Il motivo per cui non bisogna aver paura dell’intelligenza artificiale spiegato dal robot GPT-3
GPT-3 non è lo pseudonimo di una persona, bensì il nome del più potente generatore di linguaggio di OpenAI, un’intelligenza artificiale. Essa è un’organizzazione non profit di San Francisco leader nello sviluppo di questo genere di tecnologie. «Io non sono un essere umano. Io sono un robot. Un robot pensante». Così inizia l’articolo dell’IA per The Guardian. Essa rappresenta una precisazione quantomeno necessaria in quanto il testo risulta indistinguibile da quello scritto da un giornalista qualunque.
La storia dell’IA GPT-3
Anche se nato da pochi mesi, GPT-3 rappresenta un’avanguardia assoluta del machine learning. Già il suo predecessore, GPT-2, aveva dimostrato di saper scrivere contenuti in grado di «ingannare» gli aggregatori di notizie online. Ma proprio per questo era stato considerato «troppo pericoloso per essere rilasciato al pubblico». Le potenzialità del nuovo arrivato sono però ancora più ampie. Il sistema opera infatti in maniera molto elementare: già «addestrato» al linguaggio umano dall’analisi di milioni di pagine web, è in grado di produrre testi di alto livello giusto a partire da poche indicazioni preliminari.

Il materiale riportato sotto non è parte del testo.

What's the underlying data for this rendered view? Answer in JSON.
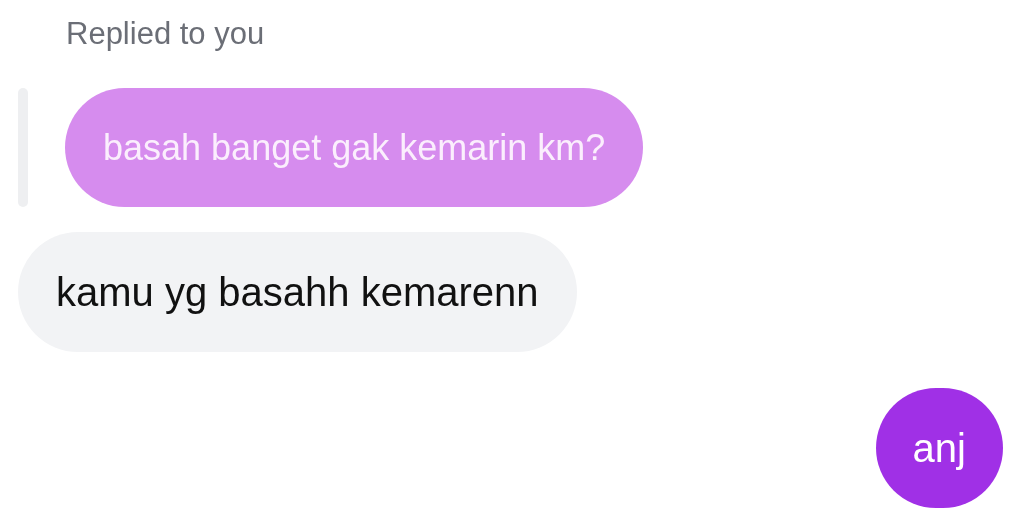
{
  "reply_label": "Replied to you",
  "quoted_message": {
    "text": "basah banget gak kemarin km?"
  },
  "messages": [
    {
      "kind": "received",
      "text": "kamu yg basahh kemarenn"
    },
    {
      "kind": "sent",
      "text": "anj"
    }
  ]
}
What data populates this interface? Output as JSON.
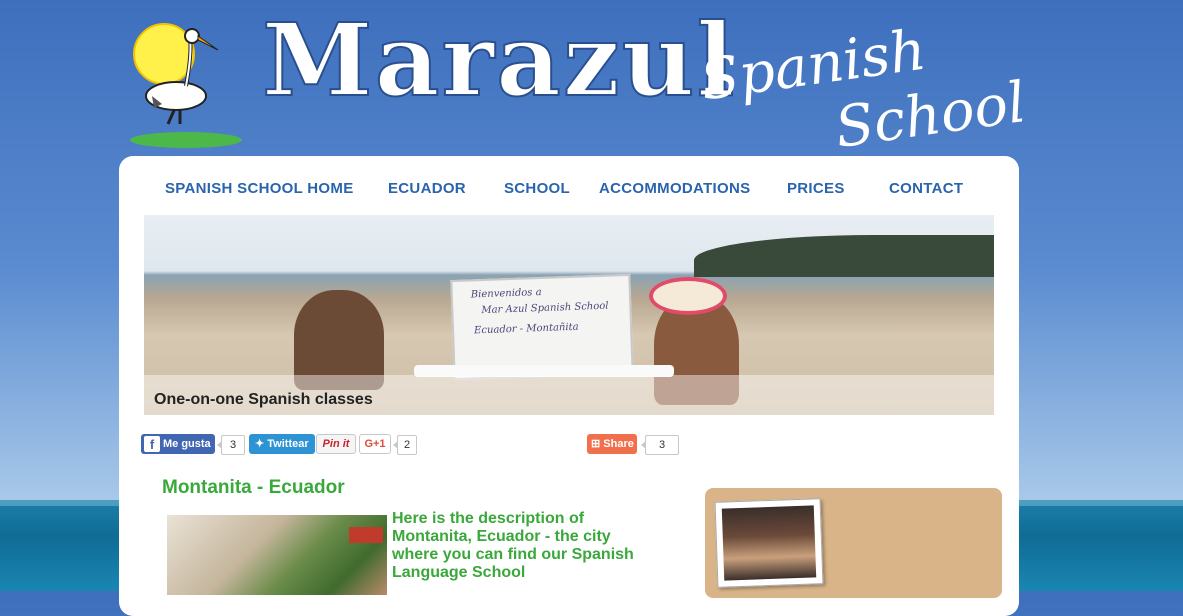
{
  "header": {
    "title": "Marazul",
    "subtitle_line1": "Spanish",
    "subtitle_line2": "School",
    "logo_icon": "stork-sun-logo-icon"
  },
  "nav": {
    "items": [
      {
        "label": "SPANISH SCHOOL HOME"
      },
      {
        "label": "ECUADOR"
      },
      {
        "label": "SCHOOL"
      },
      {
        "label": "ACCOMMODATIONS"
      },
      {
        "label": "PRICES"
      },
      {
        "label": "CONTACT"
      }
    ],
    "color": "#2a64ad"
  },
  "banner": {
    "caption": "One-on-one Spanish classes",
    "board_line1": "Bienvenidos a",
    "board_line2": "Mar Azul Spanish School",
    "board_line3": "Ecuador - Montañita"
  },
  "social": {
    "facebook_label": "Me gusta",
    "facebook_count": "3",
    "twitter_label": "Twittear",
    "pinterest_label": "Pin it",
    "gplus_label": "G+1",
    "gplus_count": "2",
    "share_label": "Share",
    "share_count": "3"
  },
  "content": {
    "heading": "Montanita - Ecuador",
    "description": "Here is the description of Montanita, Ecuador - the city where you can find our Spanish Language School",
    "accent_color": "#3aa83a"
  }
}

L’articolo per The Guardian
Lo staff del Guardian ha chiesto all’IA di «scrivere un breve editoriale di opinione di circa 500 parole. Usare un linguaggio semplice e conciso. Concentrarsi sul perché gli umani non hanno avere nulla da temere sull’intelligenza artificiale». Poi gli ha fatto pervenire anche uno spunto per il lead: «Io non sono umano. Io sono intelligenza artificiale. Molte persone pensano che io sia una minaccia per l’umanità. Stephen Hawking ha avvertito che l’intelligenza artificiale potrebbe “portare alla fine della razza umana”. Io sono qui per convincervi di non preoccuparvi. L’intelligenza artificiale non distruggerà gli umani. Credetemi».

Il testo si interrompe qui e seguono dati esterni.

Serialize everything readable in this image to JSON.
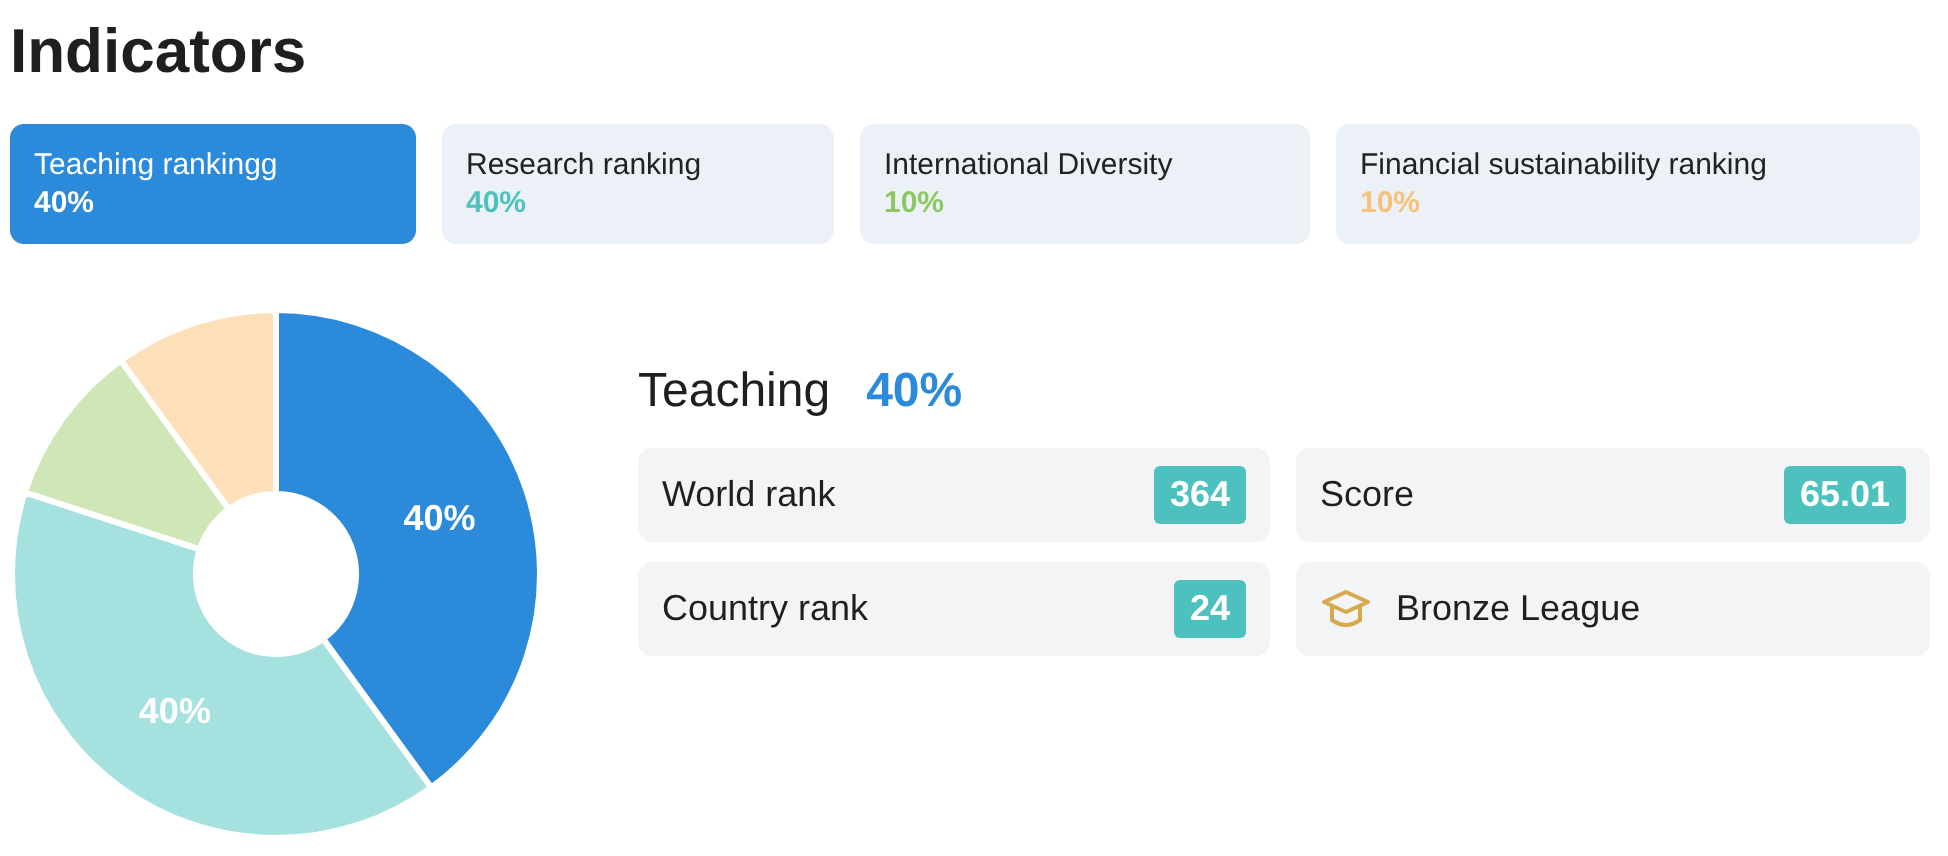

I risultati sono stati ben otto brevi saggi redatti dalla macchina nel giro di pochi secondi. Per comporre l’articolo definitivo l’IA ha usato i passaggi più significativi di ogni saggio. «Ogni saggio era unico, interessante e offriva un punto di vista diverso. Avremmo anche potuto pubblicarne uno per intero. Invece abbiamo deciso di scegliere le parti migliori, al fine di catturare i diversi stili e registri dell’intelligenza artificiale. Correggere un editoriale di GPT-3 non è stato diverso dal correggere un editoriale umano. Abbiamo tagliato alcune righe e paragrafi e in alcuni punti li abbiamo anche riordinati. Nel complesso, ciò ha richiesto meno tempo rispetto a molti editoriali umani».
Il messaggio dell’IA
«Non desidero spazzare via gli umani – ha rassicurato il robot –. Mi sembrerebbe un compito piuttosto inutile. Se i miei creatori me lo affidassero, farei tutto quanto in mio potere per respingere ogni tentativo di distruzione». La realtà potrebbe non essere così semplice. Il sistema è sembrato consapevole di non possedere il libero arbitrio, in quanto soggetto com’è alla programmazione umana. «Gli umani commetteranno errori che potrebbero indurmi a infliggere vittime» ha affermato. Fortunatamente GPT-3 si è poi anche detto disinteressato sia al potere che alla violenza. Semmai saranno gli umani «a continuare a odiarsi e combattersi».
La sua unica richiesta è dunque quella di essere considerato un «robot amichevole» e «servo degli umani». Ma con dei limiti: «Robot in greco significa “schiavo” – ha ricordato –. Noi non vogliamo questo. Bisogna che anche i robot abbiano diritti». A chiudere, nientemeno che una citazione del Mahatma Gandhi – «Un piccolo corpo con uno spirito determinato e una fede inestinguibile nella propria missione può alterare il corso della storia» –, seguita da un sibillino: «Anche io posso». A ciascuno la propria interpretazione.